I had a lot of health problems when I was young. These were probably the things that triggered my major depression when I was so young. I went to many doctors, trusting that they would be professional, take me seriously, and make me better. Instead, I had a doctor yell at me, accusing me of lying just because he couldn't find a reason for my issues. I had an MS specialist at the Mayo Clinic tell me to my face that kids don't get MS (keep in mind the Mayo already had a whole ass program for kids with MS, what the actual fuck). I had tons of painful tests. The spinal taps were usually the worst, but I also had a CT scan that went very badly. My memories of it are all twisted and wrong, but apparently what happened was the contrast and some other thing they injected were causing me too many weird feelings, and my gall bladder or something was being made to contract from one of them as well. All of these frightening, painful tests and I never got any answers. Fuck, one of the spinal taps I had they literally lost the fluid from, so it was truly suffering I went through for fucking nothing.
Physical doctors had already betrayed my trust horribly. Then a psychiatrist put me on celexa, which ruined my brain. I don't know if it had made me manic or something, but I was a ball of rage that would truly have murdered had I the strength or tools to. I need to emphasize here that I am not exaggerating that. The psychiatrist thought I just had anger management problems and needed to go to therapy for that, and also be on an even higher dose of celexa, a dose that was higher than a child of my weight would ever typically be on. He never did take me off the med. My mother did. And when it was fully out of my system I was back to being fully depressed, but now I had insane guilt about everything horrible I'd done while on the SSRI. I had insane anxiety about socializing, because I was afraid I might be annoying people and after all the shit I pulled I did not have the right to even be a minor inconvenience to anyone.

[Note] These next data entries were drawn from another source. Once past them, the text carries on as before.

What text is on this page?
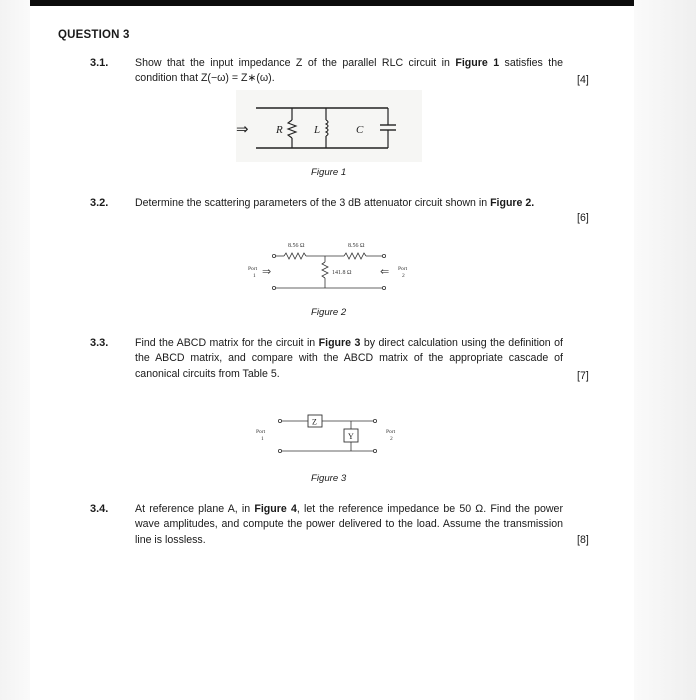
QUESTION 3
3.1.	Show that the input impedance Z of the parallel RLC circuit in Figure 1 satisfies the condition that Z(−ω) = Z∗(ω).	[4]
⇒ R	L	C
Figure 1
3.2.	Determine the scattering parameters of the 3 dB attenuator circuit shown in Figure 2.
[6]
8.56 Ω	8.56 Ω
141.8 Ω
Port
1 ⇒	⇐ Port
2
Figure 2
3.3.	Find the ABCD matrix for the circuit in Figure 3 by direct calculation using the definition of the ABCD matrix, and compare with the ABCD matrix of the appropriate cascade of canonical circuits from Table 5.	[7]
Z
Y
Port
1
Port
2
Figure 3
3.4.	At reference plane A, in Figure 4, let the reference impedance be 50 Ω. Find the power wave amplitudes, and compute the power delivered to the load. Assume the transmission line is lossless.	[8]
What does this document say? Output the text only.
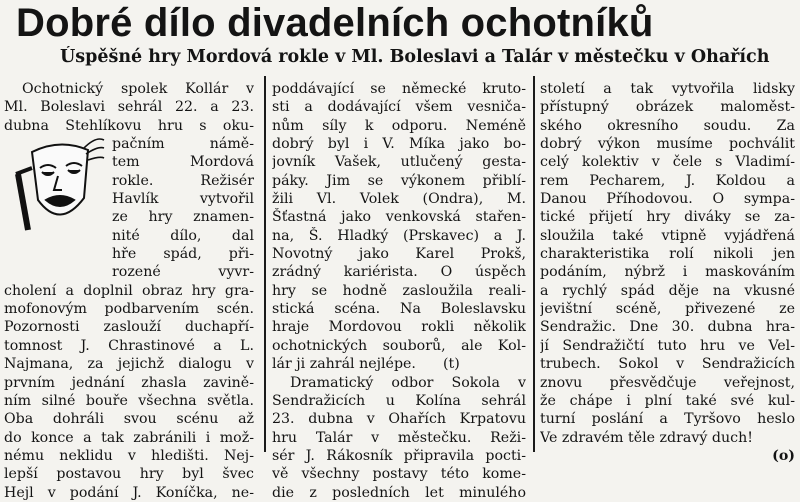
Dobré dílo divadelních ochotníků
Úspěšné hry Mordová rokle v Ml. Boleslavi a Talár v městečku v Ohařích
Ochotnický spolek Kollár v
Ml. Boleslavi sehrál 22. a 23.
dubna Stehlíkovu hru s oku-
pačním námě-
tem Mordová
rokle. Režisér
Havlík vytvořil
ze hry znamen-
nité dílo, dal
hře spád, při-
rozené vyvr-
cholení a doplnil obraz hry gra-
mofonovým podbarvením scén.
Pozornosti zaslouží duchapří-
tomnost J. Chrastinové a L.
Najmana, za jejichž dialogu v
prvním jednání zhasla zavině-
ním silné bouře všechna světla.
Oba dohráli svou scénu až
do konce a tak zabránili i mož-
nému neklidu v hledišti. Nej-
lepší postavou hry byl švec
Hejl v podání J. Koníčka, ne-
poddávající se německé kruto-
sti a dodávající všem vesniča-
nům síly k odporu. Neméně
dobrý byl i V. Míka jako bo-
jovník Vašek, utlučený gesta-
páky. Jim se výkonem přiblí-
žili Vl. Volek (Ondra), M.
Šťastná jako venkovská stařen-
na, Š. Hladký (Prskavec) a J.
Novotný jako Karel Prokš,
zrádný kariérista. O úspěch
hry se hodně zasloužila reali-
stická scéna. Na Boleslavsku
hraje Mordovou rokli několik
ochotnických souborů, ale Kol-
lár ji zahrál nejlépe.      (t)
Dramatický odbor Sokola v
Sendražicích u Kolína sehrál
23. dubna v Ohařích Krpatovu
hru Talár v městečku. Reži-
sér J. Rákosník připravila pocti-
vě všechny postavy této kome-
die z posledních let minulého
století a tak vytvořila lidsky
přístupný obrázek maloměst-
ského okresního soudu. Za
dobrý výkon musíme pochválit
celý kolektiv v čele s Vladimí-
rem Pecharem, J. Koldou a
Danou Příhodovou. O sympa-
tické přijetí hry diváky se za-
sloužila také vtipně vyjádřená
charakteristika rolí nikoli jen
podáním, nýbrž i maskováním
a rychlý spád děje na vkusné
jevištní scéně, přivezené ze
Sendražic. Dne 30. dubna hra-
jí Sendražičtí tuto hru ve Vel-
trubech. Sokol v Sendražicích
znovu přesvědčuje veřejnost,
že chápe i plní také své kul-
turní poslání a Tyršovo heslo
Ve zdravém těle zdravý duch!
(o)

All of these people have just fucked me over time and time again. I didn't realize it sooner, I think, because I tend to think of therapists in a separate category from psychiatrists and doctors, seeing as they have very different training and responsibilities. But in a way, they are categorically the same. They are supposed experts in their fields who have tools to help you get better with your ailment(s). And every last one of them has let me down, at best. At worst, they've destroyed years of my life and caused something that sure as fuck looks like trauma to me. I can't talk about the medical shit I've referenced here without crying. It doesn't matter how I feel about it in the moment, I will cry. I am crying.
I don't know how I can ever start to legitimately trust any of these people again. I lie to them all the time to protect myself, I never open up to them about how I really feel or what I'm truly struggling with. I manipulate them to give me things I know will be helpful for me on a symptomatic level, because how could I ever just tell them the truth or let them lead my treatment, after what they've done to me?